Ma ecco che arrivano quelle gemme che spiegano perché Rock Machine sia uno degli album più interessanti del 2024, come White Night e Sweet Babe: qui, sono Luzignant e Blades ad assumere il ruolo delle due frontwomen, mentre Magnée segue in back voice. Dal parterre iniziano a partire i primi poghi. In Clover Paradise rientra anche Josh Landau. È un altro gioiello della collana Rock Machine, un brano dalle sfumature synth-pop che richiama le sonorità dei Depeche Mode. Landau non teme di prendere la scena, concludendo il brano schiena contro schiena con Got, chitarre sfoderate.
E poi arriva Venus, una canzone che suona come una coperta calda per cuori infranti. Un blend vivace tra The Velvet Underground e The Mamas and the Papas. È uno di quei pezzi di cui è facile affezionarsi. Da qui in poi, il concerto è un crescendo inarrestabile. Su Sacatela, Magnée prende il sintetizzatore dal piedistallo e lo brandisce come fosse una chitarra. L’ultimo brano in scaletta è il già citato I Believe in Rock and Roll: quale migliore momento per fare stage diving sulla folla danzante.
Applausi, sorrisi, ringraziamenti. Poi le luci si accendono e la rock machine si ferma. Siamo di nuovo fuori dal mondo parallelo che si crea a ogni concerto.

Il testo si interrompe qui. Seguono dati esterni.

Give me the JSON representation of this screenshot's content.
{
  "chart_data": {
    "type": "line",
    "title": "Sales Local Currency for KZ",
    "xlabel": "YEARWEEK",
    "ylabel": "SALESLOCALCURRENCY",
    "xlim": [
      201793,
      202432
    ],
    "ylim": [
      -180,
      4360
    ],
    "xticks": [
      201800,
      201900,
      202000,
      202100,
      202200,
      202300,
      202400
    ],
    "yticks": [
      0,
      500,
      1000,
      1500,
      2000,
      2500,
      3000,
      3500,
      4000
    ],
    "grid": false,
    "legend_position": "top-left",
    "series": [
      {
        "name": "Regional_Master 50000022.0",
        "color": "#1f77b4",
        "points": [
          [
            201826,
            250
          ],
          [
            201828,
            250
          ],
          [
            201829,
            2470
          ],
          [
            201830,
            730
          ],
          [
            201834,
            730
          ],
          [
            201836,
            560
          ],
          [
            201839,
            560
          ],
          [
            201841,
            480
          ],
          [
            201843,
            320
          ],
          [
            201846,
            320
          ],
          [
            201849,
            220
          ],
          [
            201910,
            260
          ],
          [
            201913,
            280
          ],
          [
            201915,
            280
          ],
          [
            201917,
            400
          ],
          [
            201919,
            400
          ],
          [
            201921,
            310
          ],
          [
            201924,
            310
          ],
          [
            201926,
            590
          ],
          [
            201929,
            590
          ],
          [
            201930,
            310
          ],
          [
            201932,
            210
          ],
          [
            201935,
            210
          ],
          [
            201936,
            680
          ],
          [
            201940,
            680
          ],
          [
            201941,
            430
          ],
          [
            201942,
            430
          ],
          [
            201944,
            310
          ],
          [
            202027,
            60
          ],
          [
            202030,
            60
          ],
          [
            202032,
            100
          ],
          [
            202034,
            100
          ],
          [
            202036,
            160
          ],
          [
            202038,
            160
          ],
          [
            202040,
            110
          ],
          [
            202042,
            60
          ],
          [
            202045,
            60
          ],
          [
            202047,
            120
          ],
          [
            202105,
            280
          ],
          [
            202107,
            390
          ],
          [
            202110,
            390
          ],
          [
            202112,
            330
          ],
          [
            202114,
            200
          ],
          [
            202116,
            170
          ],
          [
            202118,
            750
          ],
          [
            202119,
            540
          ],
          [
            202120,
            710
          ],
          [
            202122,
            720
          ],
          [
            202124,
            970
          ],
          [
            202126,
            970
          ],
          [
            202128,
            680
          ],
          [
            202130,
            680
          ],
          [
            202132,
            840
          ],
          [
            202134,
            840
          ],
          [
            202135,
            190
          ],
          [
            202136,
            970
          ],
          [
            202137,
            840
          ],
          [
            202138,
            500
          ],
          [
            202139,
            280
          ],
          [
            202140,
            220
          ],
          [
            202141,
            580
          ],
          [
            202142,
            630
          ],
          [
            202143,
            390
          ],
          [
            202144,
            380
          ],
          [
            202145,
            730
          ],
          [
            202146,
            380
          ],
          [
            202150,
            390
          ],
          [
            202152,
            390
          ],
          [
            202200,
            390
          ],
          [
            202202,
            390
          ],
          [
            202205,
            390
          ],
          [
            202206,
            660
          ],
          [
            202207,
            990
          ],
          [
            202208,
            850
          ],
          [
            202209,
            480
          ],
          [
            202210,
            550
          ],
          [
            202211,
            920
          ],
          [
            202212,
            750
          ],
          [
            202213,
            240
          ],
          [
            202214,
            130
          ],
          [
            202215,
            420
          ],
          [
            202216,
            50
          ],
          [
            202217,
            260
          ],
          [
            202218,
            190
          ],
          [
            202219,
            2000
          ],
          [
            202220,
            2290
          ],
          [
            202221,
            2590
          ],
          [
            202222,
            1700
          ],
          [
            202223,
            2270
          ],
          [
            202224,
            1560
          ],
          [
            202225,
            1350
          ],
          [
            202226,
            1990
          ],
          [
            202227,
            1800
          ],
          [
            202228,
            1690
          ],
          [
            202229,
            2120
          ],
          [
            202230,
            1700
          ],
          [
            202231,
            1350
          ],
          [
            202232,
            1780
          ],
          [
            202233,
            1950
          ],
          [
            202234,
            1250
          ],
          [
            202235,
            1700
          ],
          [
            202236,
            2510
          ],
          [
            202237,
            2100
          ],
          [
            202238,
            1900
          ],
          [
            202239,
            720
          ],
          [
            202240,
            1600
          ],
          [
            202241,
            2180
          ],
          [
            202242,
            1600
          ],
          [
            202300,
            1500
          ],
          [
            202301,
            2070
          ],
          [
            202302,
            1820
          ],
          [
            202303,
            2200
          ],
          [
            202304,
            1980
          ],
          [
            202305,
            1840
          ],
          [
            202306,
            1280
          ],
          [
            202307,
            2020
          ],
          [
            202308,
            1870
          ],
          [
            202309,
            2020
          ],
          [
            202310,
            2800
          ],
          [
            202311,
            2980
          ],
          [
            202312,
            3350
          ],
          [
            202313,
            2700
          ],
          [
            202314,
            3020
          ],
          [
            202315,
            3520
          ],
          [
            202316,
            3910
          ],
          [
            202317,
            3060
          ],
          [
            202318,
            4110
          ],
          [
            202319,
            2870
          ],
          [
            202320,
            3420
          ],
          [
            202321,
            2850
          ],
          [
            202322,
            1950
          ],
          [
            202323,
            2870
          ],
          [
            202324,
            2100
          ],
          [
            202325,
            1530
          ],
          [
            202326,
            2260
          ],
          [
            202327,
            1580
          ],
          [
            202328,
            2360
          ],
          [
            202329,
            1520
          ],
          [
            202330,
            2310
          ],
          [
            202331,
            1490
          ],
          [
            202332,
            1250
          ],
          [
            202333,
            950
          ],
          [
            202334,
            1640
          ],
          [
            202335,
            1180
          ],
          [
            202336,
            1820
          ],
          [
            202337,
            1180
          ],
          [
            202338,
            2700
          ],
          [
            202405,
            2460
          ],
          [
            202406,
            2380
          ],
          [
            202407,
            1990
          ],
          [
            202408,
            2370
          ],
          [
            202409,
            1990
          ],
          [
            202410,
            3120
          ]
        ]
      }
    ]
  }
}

C’è un momento che custodirò più di tutti ed è legato a Venus. Sul finale, mentre risuonano le parole «it was just a dream / it’s gonna be alright», Magnée si sposta proprio davanti a me. Cantiamo insieme, per un attimo gli occhi negli occhi e le braccia spalancate. In quel gesto sembrava che ce lo stessimo promettendo davvero: che tutto andrà bene. Siamo usciti da lì con questo augurio inciso sottopelle.